Saturday, June 13, 2009


“A busy man has a right to amusement, and nobody else has. A very earnest, intense, sober man has a right to wit and mirth. That is his privilege. But a man that twitters and laughs all the time is a fool. A man that is bent on the acquisition of fact, and of principle, and of knowledge, has a right to unbend, and to read sporting papers; and certainly funny papers are not to be disallowed. There is much in them that may do a man good, as a relaxation – as an alternative. But it is painful and sickening to see a young man who makes the Sunday morning journal his classics; who studies all the things he knows out of a fifth-class trashy newspaper; who knows something about the horses that run, something about gambling saloons, and a good deal about drinking saloons, and a good deal about scandal; who reads papers that minister to his morbid appetites, to his lower passions, to the meanest parts of his nature, feculent, dripping, reeking with things that are low and unmanly. Is it not shameful for a man to give his time to reading and glozing over such contemptible stuff? Ought not a man to be ashamed to let all the great and noble themes of true secular knowledge go past him unheeded and unexplored, and spend his leisure in these miserable communings of miserable men with the most miserable parts of themselves.”

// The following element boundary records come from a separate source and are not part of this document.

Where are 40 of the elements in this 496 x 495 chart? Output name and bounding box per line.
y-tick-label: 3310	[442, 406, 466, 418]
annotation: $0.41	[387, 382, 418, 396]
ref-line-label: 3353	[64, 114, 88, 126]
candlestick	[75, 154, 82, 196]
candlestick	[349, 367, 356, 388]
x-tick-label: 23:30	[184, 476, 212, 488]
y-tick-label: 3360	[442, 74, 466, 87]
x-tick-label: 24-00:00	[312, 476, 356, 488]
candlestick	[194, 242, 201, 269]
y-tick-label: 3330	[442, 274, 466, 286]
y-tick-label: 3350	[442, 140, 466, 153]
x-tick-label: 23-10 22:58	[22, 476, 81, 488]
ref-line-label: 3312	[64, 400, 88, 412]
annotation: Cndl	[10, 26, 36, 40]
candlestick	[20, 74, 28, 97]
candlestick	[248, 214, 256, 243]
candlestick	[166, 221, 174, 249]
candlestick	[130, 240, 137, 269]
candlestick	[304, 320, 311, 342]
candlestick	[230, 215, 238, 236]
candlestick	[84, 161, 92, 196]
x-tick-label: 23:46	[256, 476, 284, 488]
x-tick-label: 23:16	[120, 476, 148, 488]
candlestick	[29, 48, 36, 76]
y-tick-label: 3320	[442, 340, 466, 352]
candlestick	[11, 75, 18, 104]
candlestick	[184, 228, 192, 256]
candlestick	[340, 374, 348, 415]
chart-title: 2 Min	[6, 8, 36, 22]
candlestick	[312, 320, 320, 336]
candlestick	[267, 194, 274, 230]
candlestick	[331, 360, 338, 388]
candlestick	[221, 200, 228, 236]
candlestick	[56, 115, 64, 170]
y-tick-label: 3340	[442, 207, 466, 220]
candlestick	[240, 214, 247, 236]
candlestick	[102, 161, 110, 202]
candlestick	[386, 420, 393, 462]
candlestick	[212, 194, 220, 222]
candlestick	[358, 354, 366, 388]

Please forgive me for the Twitter reference, I know nothing about it and I didn't mean to meddle, but the application is easy.

H.W.Beecher - picture from Internet




2 comments:

Mel said...

He's full of good, practical advice, isn't he? My goodness, you've been busy! I got online and saw that you had uploaded like 6 or 7 posts and I was rubbing my hands together in anticipation, going "Oh, Goody! Feast time!" :)

FCB said...

Yes, he is very practical, but he also is very theological as well, I posted a little bit of his theo above.